Saint Oswald of Northumbria |
|
---|---|
A 12th-century painting of St Oswald in Durham Cathedral
|
|
Born | c. 604 Deira, Northumbria |
Died | 5 August 641/642 |
Venerated in | Roman Catholic Church, Anglican Communion, Eastern Orthodoxy |
Canonized | Pre-Congregation |
Major shrine | Bardney Abbey, Lincolnshire, England; relics later translated to St Oswald's Priory, Gloucester, England [1] |
Feast | 5 August |
Oswald (c 604 – 5 August 642) was King of Northumbria from 634 until his death, and is venerated as a saint, of whom there was a particular cult in the Middle Ages.
Oswald was the son of Æthelfrith of Bernicia and came to rule after spending a period in exile; after defeating the British ruler Cadwallon ap Cadfan, Oswald brought the two Northumbrian kingdoms of Bernicia and Deira once again under a single ruler, and promoted the spread of Christianity in Northumbria. He was given a strongly positive assessment by the historian Bede, writing a little less than a century after Oswald's death, who regarded Oswald as a saintly king; it is also Bede who is the main source for present-day historical knowledge of Oswald. After eight years of rule, in which he was the most powerful ruler in Britain, Oswald was killed in the Battle of Maserfield.

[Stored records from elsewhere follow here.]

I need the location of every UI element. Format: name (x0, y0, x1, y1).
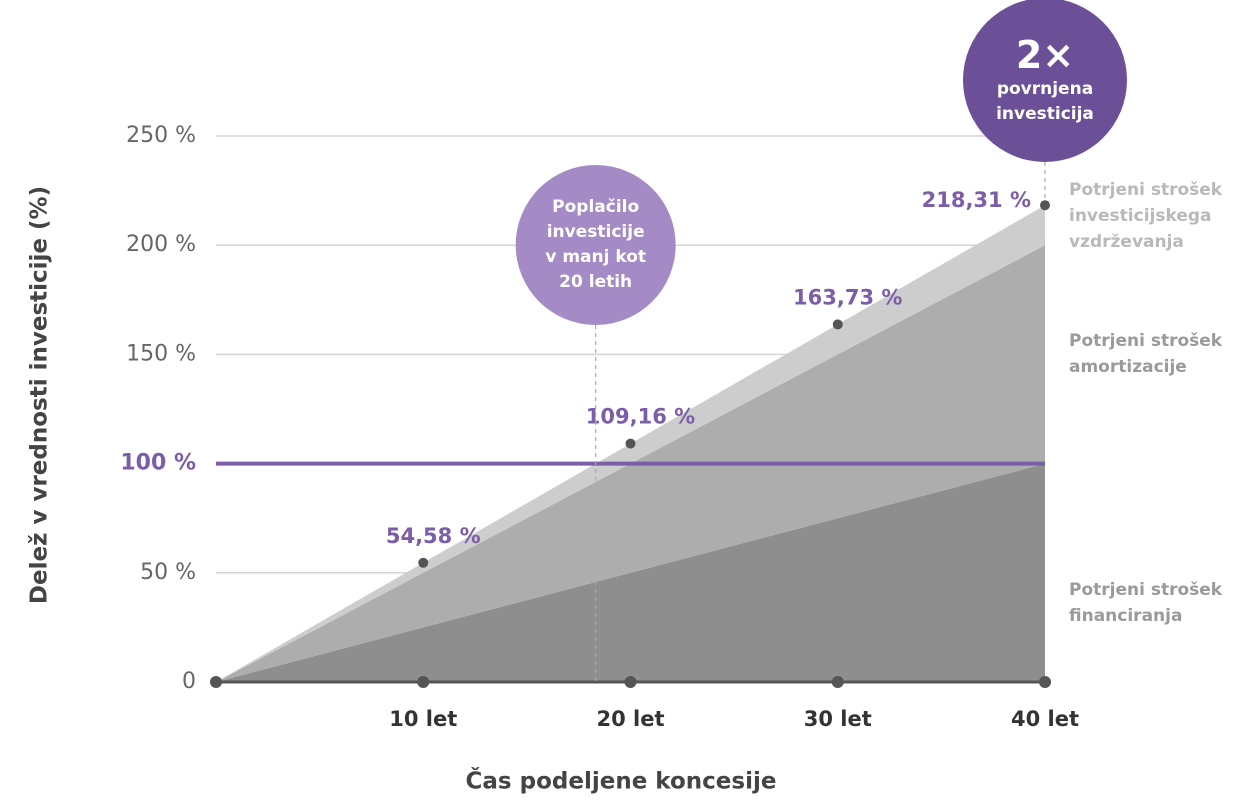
y-tick-label: 150 % (126, 341, 196, 366)
callout-text: Poplačilo investicije v manj kot 20 leti… (536, 195, 656, 295)
total-dot (1040, 200, 1050, 211)
callout-body: Poplačilo investicije v manj kot 20 leti… (545, 197, 647, 292)
callout-text: 2× povrnjena investicija (985, 33, 1105, 127)
series-label: Potrjeni strošek investicijskega vzdržev… (1069, 180, 1223, 253)
total-dot (832, 319, 843, 330)
x-tick (831, 676, 844, 688)
x-axis-title: Čas podeljene koncesije (466, 767, 777, 795)
x-tick (417, 676, 430, 688)
total-dot (625, 438, 636, 449)
y-tick-label: 50 % (140, 560, 196, 585)
callout-body: povrnjena investicija (996, 79, 1094, 124)
x-tick-label: 40 let (1011, 707, 1079, 731)
x-tick-label: 10 let (389, 707, 457, 731)
y-tick-label: 250 % (126, 123, 196, 148)
data-label: 109,16 % (586, 405, 695, 429)
y-tick-label: 0 (182, 669, 196, 694)
data-label: 218,31 % (922, 188, 1031, 212)
origin-dot (210, 676, 222, 688)
total-dot (418, 557, 429, 568)
data-label: 54,58 % (386, 524, 481, 548)
y-tick-label: 100 % (120, 451, 196, 476)
data-label: 163,73 % (793, 285, 902, 309)
x-tick-label: 30 let (804, 707, 872, 731)
x-tick (624, 676, 637, 688)
callout-bubble (963, 0, 1127, 162)
x-tick-label: 20 let (596, 707, 664, 731)
x-tick (1039, 676, 1051, 688)
callout-headline: 2× (1015, 33, 1075, 77)
series-label: Potrjeni strošek amortizacije (1069, 331, 1223, 378)
series-label: Potrjeni strošek financiranja (1069, 579, 1223, 626)
callout-bubble (515, 165, 676, 325)
y-axis-title: Delež v vrednosti investicije (%) (27, 186, 53, 604)
y-tick-label: 200 % (126, 232, 196, 257)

Oswald's father Æthelfrith was a successful Bernician ruler who, after some years in power in Bernicia, also became king of Deira, and thus was the first to rule both of the kingdoms which would come to be considered the constituent kingdoms of Northumbria. It would, however, be anachronistic to refer to a "Northumbrian" people or identity at this early stage, when the Bernicians and the Deirans were still clearly distinct peoples. Oswald's mother, Acha, was a member of the Deiran royal line whom Æthelfrith apparently married as part of his acquisition of Deira or consolidation of power there. Oswald was apparently born in or around the year 604, since Bede says that he was killed at the age of 38 in 642; Æthelfrith's acquisition of Deira is also believed to have occurred around 604.
Æthelfrith, who was for years a successful war-leader, especially against the native British, was eventually killed in battle around 616 by Raedwald of East Anglia at the River Idle. This defeat meant that an exiled member of the Deiran royal line, Edwin (Acha's brother), became king of Northumbria; Oswald and his brothers fled to the north. Oswald thus spent the remainder of his youth in the Scottish kingdom of Dál Riata in northern Britain, where he was converted to Christianity. He may also have fought in Ireland during this period of exile. It has been considered that Oswald is one of the three Saxon princes mentioned in the Irish poem Togail Bruidne Dá Derga, being named as 'Osalt' in that work.